IEA Sees 2027 Oil Glut; Lower Prices Could Help Bitcoin

IEA forecasts about a 5 mb/d surplus in 2027 as supply rebounds to 110.3 mb/d and demand rises to 105.3 mb/d. Cheaper oil may ease inflation and support Bitcoin.

The International Energy Agency projects a roughly 5 million barrels per day oil surplus in 2027 after global supply rebounds by about 8 mb/d to 110.3 mb/d while demand rises by 2 mb/d to 105.3 mb/d. The agency’s outlook follows a sharp supply shock in 2026 tied to the US‑Iran conflict.

For 2026 the IEA expects oil demand to fall by 1.1 mb/d year over year and production to drop by 3.9 mb/d to about 102.4 mb/d. The agency revised its demand estimate down by 700,000 b/d from May after second‑quarter demand fell roughly 5 mb/d from a year earlier. May output was about 94.5 mb/d, down 600,000 b/d from April and 13.6 mb/d below pre‑conflict levels.
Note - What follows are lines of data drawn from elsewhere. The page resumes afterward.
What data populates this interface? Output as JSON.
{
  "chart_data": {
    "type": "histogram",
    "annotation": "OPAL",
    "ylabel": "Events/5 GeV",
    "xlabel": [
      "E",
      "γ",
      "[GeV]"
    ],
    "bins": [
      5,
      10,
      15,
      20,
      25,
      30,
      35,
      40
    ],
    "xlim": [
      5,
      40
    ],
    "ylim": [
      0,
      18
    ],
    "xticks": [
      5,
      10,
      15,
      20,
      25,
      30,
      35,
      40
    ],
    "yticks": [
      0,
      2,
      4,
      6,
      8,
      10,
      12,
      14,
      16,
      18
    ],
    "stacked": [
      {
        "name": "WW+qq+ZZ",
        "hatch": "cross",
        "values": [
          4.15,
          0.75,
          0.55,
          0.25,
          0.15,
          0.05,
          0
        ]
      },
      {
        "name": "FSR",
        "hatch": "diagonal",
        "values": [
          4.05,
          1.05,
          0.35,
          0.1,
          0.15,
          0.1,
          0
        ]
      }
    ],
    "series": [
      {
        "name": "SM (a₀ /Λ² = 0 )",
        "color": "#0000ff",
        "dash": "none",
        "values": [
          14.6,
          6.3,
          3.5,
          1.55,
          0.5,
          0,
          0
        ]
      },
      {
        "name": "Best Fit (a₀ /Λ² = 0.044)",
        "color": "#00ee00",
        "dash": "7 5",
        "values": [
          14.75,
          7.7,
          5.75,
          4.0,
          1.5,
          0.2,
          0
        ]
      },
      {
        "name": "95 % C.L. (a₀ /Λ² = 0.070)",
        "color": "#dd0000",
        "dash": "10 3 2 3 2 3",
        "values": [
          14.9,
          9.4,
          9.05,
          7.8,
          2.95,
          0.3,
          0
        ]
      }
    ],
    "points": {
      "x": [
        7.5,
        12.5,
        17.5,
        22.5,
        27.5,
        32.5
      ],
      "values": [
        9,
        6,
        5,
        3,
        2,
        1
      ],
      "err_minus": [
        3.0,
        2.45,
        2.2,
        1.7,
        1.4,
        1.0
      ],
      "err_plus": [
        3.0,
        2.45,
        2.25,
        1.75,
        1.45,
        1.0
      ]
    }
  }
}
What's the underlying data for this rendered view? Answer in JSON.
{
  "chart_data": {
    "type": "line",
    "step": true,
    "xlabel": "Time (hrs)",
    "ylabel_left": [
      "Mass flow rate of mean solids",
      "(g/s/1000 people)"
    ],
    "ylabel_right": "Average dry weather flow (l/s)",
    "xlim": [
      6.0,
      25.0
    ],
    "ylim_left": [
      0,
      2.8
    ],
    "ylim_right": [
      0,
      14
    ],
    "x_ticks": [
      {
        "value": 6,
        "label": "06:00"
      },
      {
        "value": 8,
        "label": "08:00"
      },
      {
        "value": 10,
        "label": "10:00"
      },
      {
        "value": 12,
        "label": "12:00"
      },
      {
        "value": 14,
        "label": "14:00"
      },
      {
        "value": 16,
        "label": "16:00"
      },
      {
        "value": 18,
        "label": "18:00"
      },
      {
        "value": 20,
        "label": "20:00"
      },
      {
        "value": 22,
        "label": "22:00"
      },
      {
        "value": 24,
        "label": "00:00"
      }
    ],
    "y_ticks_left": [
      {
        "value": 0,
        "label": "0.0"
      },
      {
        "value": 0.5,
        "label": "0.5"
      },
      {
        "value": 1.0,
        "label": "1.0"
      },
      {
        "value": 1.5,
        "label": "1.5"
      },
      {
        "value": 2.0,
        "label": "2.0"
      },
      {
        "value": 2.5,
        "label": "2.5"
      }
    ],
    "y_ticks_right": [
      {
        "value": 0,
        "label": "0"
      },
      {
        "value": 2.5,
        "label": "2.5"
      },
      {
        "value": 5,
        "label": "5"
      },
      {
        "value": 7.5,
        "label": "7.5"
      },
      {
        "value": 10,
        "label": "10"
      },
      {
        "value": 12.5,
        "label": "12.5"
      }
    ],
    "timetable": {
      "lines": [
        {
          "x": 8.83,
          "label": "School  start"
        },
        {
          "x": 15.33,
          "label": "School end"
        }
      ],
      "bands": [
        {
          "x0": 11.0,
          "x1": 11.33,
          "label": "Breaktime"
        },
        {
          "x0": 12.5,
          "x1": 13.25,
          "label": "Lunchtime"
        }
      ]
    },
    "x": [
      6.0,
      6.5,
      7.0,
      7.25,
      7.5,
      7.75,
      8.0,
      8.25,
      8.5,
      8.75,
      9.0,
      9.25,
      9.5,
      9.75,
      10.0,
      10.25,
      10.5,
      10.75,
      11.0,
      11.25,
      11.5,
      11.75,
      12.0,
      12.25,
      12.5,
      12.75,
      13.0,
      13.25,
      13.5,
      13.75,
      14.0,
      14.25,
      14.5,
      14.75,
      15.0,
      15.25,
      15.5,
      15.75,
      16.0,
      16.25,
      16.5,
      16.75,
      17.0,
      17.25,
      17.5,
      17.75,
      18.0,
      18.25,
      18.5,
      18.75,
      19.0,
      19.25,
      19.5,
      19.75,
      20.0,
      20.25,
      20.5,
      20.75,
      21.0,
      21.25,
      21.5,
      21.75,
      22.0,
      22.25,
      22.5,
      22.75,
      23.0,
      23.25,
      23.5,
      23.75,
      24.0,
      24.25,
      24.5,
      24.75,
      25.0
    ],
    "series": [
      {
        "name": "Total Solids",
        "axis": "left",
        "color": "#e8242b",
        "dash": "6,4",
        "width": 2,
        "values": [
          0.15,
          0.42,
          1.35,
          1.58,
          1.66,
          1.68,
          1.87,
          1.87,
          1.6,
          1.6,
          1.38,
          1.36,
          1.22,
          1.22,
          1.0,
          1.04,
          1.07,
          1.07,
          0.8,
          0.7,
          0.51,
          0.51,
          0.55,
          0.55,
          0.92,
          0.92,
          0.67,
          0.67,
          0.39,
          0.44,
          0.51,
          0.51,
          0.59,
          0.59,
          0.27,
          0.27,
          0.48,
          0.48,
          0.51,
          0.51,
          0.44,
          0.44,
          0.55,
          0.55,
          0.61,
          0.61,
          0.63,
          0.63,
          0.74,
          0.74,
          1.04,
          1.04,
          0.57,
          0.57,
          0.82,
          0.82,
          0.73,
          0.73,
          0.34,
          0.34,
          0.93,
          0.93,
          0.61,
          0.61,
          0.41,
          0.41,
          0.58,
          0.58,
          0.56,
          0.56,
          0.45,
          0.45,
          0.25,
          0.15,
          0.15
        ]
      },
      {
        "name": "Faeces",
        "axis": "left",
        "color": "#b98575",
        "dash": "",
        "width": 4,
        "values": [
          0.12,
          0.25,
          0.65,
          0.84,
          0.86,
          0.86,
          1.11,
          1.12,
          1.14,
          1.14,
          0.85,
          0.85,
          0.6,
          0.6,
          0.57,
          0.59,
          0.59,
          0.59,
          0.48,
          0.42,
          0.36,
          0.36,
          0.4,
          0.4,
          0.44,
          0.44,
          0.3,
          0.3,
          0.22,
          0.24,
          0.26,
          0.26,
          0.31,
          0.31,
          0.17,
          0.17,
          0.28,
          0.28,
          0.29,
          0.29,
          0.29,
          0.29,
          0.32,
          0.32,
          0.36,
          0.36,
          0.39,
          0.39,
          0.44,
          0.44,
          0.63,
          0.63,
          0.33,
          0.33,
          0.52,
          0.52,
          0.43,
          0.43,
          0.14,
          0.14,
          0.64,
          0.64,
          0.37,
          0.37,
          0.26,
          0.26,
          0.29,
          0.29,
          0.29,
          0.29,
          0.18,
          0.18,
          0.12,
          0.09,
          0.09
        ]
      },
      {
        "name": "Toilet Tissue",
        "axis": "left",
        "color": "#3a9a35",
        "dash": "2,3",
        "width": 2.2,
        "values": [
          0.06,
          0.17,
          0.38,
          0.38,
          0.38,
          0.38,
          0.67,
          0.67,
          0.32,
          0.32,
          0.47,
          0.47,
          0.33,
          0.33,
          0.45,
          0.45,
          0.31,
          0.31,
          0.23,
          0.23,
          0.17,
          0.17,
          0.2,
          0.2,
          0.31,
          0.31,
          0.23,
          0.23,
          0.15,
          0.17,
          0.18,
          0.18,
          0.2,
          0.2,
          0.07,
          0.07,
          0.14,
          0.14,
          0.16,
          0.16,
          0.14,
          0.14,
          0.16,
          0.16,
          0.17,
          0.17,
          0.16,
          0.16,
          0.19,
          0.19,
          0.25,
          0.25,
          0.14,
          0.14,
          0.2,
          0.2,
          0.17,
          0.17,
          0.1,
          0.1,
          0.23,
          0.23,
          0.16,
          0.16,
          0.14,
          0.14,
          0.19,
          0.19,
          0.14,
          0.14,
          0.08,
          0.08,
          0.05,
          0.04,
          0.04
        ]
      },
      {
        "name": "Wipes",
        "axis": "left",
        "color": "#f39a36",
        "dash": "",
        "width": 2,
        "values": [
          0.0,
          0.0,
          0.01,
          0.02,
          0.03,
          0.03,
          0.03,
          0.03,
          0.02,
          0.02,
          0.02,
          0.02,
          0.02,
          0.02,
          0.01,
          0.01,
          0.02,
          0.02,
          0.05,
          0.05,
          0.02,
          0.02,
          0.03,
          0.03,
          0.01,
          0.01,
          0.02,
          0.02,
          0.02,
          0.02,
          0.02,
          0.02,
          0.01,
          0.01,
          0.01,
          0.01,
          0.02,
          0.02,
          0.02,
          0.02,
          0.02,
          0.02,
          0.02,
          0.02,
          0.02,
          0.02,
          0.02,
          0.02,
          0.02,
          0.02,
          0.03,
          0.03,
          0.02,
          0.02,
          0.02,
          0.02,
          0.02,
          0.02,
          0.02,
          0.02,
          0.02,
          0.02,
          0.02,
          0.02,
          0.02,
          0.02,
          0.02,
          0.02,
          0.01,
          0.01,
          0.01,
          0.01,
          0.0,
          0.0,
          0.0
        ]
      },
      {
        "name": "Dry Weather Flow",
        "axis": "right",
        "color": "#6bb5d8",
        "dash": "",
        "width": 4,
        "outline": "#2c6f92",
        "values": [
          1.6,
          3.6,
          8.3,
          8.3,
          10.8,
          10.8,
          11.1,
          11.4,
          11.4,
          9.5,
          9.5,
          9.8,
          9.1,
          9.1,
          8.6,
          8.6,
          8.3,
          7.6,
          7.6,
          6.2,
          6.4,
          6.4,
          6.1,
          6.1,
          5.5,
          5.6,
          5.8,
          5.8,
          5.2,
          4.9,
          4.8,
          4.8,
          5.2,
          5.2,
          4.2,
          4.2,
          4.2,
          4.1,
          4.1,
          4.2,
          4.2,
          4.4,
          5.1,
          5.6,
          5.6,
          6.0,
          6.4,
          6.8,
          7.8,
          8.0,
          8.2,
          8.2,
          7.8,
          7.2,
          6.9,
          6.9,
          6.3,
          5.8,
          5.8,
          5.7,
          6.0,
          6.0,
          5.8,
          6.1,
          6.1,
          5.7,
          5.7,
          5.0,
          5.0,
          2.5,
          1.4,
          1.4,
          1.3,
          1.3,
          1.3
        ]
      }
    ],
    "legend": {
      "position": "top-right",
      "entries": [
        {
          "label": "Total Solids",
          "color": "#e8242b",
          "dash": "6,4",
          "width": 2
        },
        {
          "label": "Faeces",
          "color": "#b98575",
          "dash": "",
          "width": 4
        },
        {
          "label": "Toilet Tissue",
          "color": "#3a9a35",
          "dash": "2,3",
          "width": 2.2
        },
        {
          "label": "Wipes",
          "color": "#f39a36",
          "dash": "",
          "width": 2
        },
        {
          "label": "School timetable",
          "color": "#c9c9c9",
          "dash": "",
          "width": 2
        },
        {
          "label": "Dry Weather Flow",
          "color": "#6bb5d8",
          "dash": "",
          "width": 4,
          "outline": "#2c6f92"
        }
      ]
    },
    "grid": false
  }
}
The IEA flagged a possible recovery in Gulf exports if a sustained US‑Iran agreement is reached and blockades are removed. “Not least because Iranian oil exports can fully resume once the US blockade is lifted. Shipments through the Strait were already rising sharply in early June, supported by ship‑to‑ship transfers in the Gulf of Oman, lifting total flows from a May low of 9.6 mb/d to around 12 mb/d,” the report reads.

If supply recovers as projected while demand grows only modestly, the market could face an oversupply near 5 mb/d in 2027. The report noted the surplus may allow countries to replenish depleted inventories or to build new strategic reserves.

Crude prices feed into the wider economy through energy costs. High fuel prices were a major contributor to inflation reaching a three‑year high in May. Easing oil prices could reduce those pressures and affect monetary policy choices.

Geoffrey Kendrick, head of digital assets research at Standard Chartered, has argued that weaker oil prices strengthen the case for cryptocurrencies. Bitcoin traded near $64,213 on Thursday, down about 16% over the past month and well below its October peak above $126,000. The IEA’s outlook assumes supply constraints ease and that producers and consumers respond by rebuilding stocks or creating strategic buffers.